Ob es daran lag, daß die neue Bank etwas zu sehr Offizielles an sich hatte? Schließlich gehörte sie ja der Regierung oder war von der auf jeden Fall ins Leben gerufen worden. Und wenn nicht von der Regierung, so doch von der Verwaltung des Landkreises, an vorderster Front von Landrat Rumschöttel, der höchstpersönlich Direktor dieser Anstalt war. Nicht, daß die Sparkasse teurer gewesen wäre als die anderen ? privaten ? Kreditgeber. Fünf Prozent Zinsen waren ortsüblich und schon seit Jahrzehnten auf gleichem Stand. Aber der Bauer in Oberlinxweiler und der Gerichtsvollzieher in St. Wendel stellten vielleicht nicht so viele Fragen ? und: sie waren schon seit Jahren im Geschäft. Man kannte sie und vertraute ihnen ? nun gut, bis zu einem gewissen Grad. Sagen wir so: man wußte, woran man an ihnen war. Aber die Sparkasse ? nee, wen der Bauer nicht kennt, bei dem frißt er nicht. Und er frißt schon gar nicht bei einer Anstalt, die direkt dem Landrat unterstellt ist, denn der braucht doch nicht zu wissen, was ich so mit meinem Geld anstelle. Nachher ?

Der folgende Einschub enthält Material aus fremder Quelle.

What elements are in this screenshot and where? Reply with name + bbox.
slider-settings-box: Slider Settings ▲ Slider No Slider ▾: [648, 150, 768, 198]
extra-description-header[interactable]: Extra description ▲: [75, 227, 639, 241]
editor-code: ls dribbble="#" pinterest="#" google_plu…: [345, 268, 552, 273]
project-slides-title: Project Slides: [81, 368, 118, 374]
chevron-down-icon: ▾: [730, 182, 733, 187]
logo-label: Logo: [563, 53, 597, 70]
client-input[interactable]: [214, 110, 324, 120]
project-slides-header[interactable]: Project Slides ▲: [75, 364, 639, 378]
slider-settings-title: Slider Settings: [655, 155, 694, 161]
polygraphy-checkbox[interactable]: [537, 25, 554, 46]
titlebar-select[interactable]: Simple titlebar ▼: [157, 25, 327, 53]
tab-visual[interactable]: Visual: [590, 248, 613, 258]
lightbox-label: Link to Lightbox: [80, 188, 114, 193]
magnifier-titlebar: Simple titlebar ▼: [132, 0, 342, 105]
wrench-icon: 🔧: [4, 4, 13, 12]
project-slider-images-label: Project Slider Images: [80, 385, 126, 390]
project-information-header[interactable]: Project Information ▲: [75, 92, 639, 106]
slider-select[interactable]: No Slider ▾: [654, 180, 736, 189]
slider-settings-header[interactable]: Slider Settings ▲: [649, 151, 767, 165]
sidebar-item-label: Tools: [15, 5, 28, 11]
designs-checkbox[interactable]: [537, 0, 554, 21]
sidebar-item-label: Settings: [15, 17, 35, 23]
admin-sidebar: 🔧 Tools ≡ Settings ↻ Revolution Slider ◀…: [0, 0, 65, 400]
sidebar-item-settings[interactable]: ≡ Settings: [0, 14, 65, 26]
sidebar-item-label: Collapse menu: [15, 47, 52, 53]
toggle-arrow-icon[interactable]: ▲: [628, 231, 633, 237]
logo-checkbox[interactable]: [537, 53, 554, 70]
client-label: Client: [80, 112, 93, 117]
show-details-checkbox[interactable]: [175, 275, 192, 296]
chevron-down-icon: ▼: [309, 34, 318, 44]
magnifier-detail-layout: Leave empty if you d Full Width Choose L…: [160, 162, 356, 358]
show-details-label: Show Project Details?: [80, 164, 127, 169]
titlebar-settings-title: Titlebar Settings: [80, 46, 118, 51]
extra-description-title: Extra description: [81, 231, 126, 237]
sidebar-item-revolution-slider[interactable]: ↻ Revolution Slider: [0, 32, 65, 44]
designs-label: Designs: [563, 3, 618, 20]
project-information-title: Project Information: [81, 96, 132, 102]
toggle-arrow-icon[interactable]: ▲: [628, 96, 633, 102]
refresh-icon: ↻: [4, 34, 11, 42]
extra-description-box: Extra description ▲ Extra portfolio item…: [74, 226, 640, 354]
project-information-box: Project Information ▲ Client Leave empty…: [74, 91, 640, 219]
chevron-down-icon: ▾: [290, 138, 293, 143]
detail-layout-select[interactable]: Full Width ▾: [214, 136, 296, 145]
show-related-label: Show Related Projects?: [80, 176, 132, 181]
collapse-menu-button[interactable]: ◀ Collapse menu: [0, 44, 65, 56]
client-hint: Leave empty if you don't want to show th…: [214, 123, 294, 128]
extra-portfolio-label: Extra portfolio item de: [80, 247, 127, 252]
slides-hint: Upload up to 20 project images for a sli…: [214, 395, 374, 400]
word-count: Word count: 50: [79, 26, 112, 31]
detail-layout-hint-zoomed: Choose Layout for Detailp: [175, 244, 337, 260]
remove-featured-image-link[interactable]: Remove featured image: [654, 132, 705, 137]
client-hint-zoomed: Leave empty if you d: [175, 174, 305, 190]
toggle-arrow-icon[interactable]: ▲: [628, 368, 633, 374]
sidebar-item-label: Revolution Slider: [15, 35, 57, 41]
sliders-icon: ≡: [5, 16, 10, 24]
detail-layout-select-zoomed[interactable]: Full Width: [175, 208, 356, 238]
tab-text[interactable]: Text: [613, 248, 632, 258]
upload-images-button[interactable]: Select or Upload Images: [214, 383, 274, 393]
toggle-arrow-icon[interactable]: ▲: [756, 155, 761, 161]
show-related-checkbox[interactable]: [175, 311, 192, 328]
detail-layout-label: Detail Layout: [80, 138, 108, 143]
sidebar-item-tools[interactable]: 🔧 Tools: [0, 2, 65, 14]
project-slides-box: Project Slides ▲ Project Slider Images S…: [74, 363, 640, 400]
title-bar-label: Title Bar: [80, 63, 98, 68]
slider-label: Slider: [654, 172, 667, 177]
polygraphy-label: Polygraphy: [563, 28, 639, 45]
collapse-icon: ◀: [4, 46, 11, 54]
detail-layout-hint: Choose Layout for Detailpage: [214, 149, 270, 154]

So wartet der Rendant Michael Weynand in seinem Büro auf Kundschaft. Und da er einen ganzen Monat warten mußte, haben wir noch etwas Zeit, uns anzuschauen, wo dieses Büro eigentlich genau lag. Weynand mußte eine Kaution aufstellen, da er für selbstverschuldete Verluste persönlich haftbar gemacht werden konnte. Deshalb wird er sich vermutlich nie sehr weit von seiner Geldkassette entfernt haben; denn dort drin lagen gleich zu Anfang 120 Taler, die ihm nicht gehörten, für die er aber verantwortlich war. Diese Kassette war natürlich vor allem nachts "gefährdet", weshalb er sie vermutlich zuhause aufbewahrte. Aber wo wohnten er und seine Ehefrau Katharina Goebel?
Im Juni 1859 kauft das Ehepaar das Wohnhaus des vormaligen St. Wendeler Notars Friedrich Hen, das in der oberen Luisenstraße unterhalb des heutigen "Alten Rathauses" lag. Nach der vorangegangenen Theorie lag die "Schalterhalle" ab diesem Zeitpunkt demnach in dem dortigen Haus. Aber wo war sie das letzte halbe Jahr gewesen?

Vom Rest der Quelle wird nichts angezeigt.